MClark said:
I look at these cases from the terminal end and work back to see what it will take.
1000 foot pounds is a number used as a good minimum for deer size animals. A 230 grain Berger at 1440 will give this. However it is unlikely to expand. A half moa is achievable and will keep the bullet in the vitals (with good reading of conditions).
From a rifle standpoint look at what the 1000 yard target guys are doing, 30" barrel, barrel clamps etc.
Portability becomes a big issue, do you plan on a set up next to the truck or backpacking in?
The light gun 1k benchrest rifles are almost universally 17 lb 6 Dashers. Keep in mind that they get a sight in and then most shoot very fast from there to achieve the groups that they do.

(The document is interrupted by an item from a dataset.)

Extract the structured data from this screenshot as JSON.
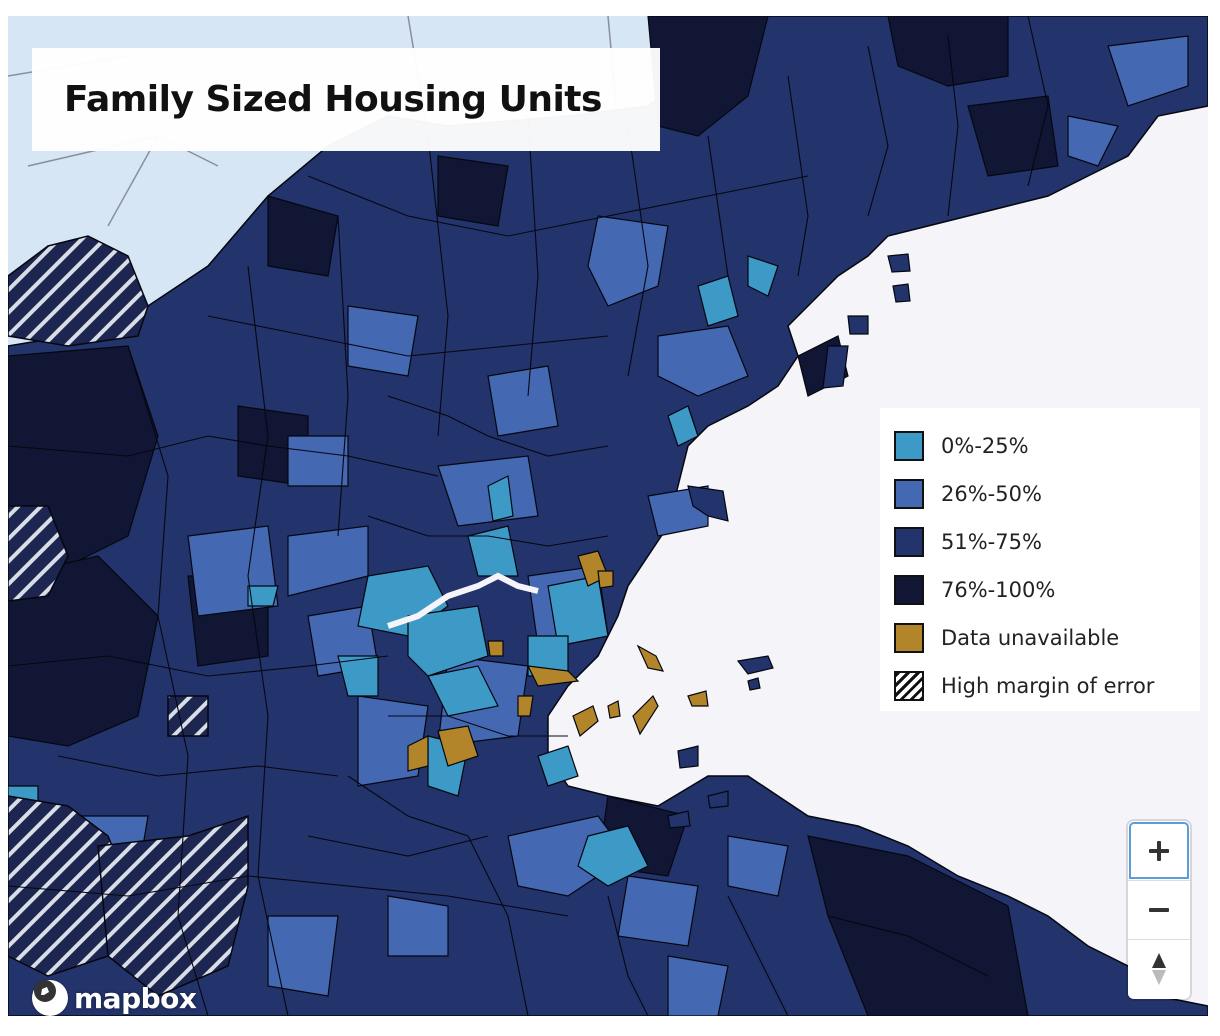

I'd argue that F-Open might be a better model because of the slow fire. Most are shooting big 7mm or the 300 WSM. Even those that shoot the 300 WSM with the big Bergers say that it took them a long time and much practice to be able to manage the recoil sufficiently. That's not "ouch, it hurts" manage the recoil, it's "oops, I screwed up and it went out into the five ring" manage the recoil.
But, there is a HUGE freakier distance between shooting in an F-Open situation and shooting in a hunting situation. No sight-in period. Bulky clothes, maybe cold/hot/breathing hard/etc, uphill, downhill, over uneven terrain. Lightweight bipod or similar rather than a SEB NEO out front. Rice bag or nothing under the back rather than a 10 lb DR bag. Hunting weight rifle rather than 22 lbs. Hunting trigger instead of a 2 oz Jewell.

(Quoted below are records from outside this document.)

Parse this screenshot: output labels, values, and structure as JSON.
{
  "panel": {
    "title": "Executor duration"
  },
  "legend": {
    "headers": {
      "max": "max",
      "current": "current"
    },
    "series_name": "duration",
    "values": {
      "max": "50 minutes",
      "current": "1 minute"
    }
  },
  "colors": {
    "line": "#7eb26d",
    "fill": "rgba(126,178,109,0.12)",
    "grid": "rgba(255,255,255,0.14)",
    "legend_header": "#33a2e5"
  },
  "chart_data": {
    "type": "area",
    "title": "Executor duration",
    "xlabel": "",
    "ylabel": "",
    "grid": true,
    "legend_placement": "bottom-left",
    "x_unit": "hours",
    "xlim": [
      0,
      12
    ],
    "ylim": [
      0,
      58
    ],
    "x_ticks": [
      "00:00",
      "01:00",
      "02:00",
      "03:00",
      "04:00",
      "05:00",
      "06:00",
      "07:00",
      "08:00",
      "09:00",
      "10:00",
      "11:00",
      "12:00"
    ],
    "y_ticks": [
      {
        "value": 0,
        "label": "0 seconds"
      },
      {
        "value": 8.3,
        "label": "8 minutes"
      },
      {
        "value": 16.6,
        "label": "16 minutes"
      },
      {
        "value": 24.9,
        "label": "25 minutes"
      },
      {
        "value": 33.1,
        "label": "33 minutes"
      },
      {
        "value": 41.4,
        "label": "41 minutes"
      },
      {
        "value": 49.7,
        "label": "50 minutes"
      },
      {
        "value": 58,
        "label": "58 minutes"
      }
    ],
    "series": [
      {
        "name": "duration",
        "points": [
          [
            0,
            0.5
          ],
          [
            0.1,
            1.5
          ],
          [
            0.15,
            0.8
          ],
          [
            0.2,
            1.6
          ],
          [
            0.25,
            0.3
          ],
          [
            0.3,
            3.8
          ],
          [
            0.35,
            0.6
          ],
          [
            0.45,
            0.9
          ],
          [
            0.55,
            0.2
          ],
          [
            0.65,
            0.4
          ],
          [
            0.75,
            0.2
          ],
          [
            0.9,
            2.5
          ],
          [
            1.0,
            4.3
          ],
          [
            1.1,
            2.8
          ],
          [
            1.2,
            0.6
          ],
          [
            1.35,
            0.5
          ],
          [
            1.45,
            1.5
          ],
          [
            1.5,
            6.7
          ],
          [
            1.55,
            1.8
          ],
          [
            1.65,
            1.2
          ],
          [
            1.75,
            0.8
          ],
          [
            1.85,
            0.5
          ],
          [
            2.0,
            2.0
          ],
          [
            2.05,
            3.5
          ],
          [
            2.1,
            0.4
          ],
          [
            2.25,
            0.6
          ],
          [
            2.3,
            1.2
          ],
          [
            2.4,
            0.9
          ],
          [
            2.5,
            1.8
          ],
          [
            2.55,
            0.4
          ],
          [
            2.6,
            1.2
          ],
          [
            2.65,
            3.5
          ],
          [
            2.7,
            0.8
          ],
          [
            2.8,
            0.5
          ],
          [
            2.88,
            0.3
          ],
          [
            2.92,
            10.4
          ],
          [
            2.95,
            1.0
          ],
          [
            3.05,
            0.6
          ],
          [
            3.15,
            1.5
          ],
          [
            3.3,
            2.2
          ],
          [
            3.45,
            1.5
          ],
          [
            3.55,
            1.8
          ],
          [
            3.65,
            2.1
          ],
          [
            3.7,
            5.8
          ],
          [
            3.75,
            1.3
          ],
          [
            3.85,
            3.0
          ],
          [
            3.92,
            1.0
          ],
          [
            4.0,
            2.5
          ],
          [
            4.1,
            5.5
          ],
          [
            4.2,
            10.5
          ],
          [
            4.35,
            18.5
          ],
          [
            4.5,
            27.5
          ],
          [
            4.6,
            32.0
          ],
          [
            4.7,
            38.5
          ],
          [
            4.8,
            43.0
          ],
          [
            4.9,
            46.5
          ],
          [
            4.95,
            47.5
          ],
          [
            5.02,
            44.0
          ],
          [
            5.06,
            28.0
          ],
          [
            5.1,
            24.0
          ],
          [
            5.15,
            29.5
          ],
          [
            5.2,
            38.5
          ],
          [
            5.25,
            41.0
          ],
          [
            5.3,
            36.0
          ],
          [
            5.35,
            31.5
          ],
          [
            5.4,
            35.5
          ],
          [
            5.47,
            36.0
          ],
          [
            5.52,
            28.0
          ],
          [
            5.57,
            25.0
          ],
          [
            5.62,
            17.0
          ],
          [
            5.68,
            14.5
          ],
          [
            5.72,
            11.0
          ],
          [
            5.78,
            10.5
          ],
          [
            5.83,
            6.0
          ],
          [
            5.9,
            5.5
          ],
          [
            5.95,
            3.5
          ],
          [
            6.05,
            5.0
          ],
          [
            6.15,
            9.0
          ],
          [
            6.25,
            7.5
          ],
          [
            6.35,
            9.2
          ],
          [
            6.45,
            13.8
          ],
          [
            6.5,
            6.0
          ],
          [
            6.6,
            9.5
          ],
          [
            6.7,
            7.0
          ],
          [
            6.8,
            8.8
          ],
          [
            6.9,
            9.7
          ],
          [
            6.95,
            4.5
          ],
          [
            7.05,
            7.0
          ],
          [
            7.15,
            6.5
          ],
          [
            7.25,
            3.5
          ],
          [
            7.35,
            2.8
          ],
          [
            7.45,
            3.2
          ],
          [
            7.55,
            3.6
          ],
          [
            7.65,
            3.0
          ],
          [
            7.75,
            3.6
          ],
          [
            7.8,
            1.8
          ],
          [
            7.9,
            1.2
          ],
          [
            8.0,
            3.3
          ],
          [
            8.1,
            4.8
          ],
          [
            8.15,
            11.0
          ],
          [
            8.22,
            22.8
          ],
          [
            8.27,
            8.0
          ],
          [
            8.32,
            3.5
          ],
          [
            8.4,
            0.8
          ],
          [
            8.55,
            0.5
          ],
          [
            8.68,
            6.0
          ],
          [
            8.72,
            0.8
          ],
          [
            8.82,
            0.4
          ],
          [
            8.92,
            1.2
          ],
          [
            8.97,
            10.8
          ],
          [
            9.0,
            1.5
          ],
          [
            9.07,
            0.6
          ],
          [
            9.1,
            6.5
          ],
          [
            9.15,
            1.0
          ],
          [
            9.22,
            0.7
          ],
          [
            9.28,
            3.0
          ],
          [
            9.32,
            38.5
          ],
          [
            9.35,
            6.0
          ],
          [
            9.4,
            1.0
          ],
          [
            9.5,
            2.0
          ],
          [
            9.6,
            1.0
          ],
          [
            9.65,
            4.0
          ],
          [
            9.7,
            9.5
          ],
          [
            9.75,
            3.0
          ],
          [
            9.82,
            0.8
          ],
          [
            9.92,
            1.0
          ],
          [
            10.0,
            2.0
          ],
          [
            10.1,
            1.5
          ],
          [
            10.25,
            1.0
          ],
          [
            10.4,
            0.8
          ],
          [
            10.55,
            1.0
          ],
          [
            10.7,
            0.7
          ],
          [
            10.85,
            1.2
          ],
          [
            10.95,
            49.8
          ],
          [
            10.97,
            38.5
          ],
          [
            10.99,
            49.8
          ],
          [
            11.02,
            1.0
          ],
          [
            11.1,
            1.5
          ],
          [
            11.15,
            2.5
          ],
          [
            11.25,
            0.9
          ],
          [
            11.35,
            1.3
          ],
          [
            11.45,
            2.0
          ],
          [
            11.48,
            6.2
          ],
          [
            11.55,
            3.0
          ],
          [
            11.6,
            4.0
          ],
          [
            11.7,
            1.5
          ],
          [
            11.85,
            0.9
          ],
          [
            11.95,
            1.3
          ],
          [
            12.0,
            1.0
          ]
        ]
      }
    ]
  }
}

I'm neither ignorant of long range shooting (when other kids were playing baseball, Beverly Spickard was my coach) nor am I a closet PETA member. I was taught respect for game animals from the time that I could walk. The respect is ultimately in a clean, humane kill. In my opinion, anyone that thinks that they have a high confidence of a clean, humane kill on a deer-sized animal at 1,400 yards is in a fantasy land. 400 yard? 500 yards? Even 600 yards? OK. 1,400-ish UNKNOWN yardage in real hunting conditions? Fantasy land.
To the OP: if you are talking about predator control, you should have said so in your original post, rather than the "all North American game" phrase that you used.
As to "so what", you are right,
with respect to game animals, it is an ethical thing. I, personally, don't think being accused of having some ethics is a bad thing. YMMV.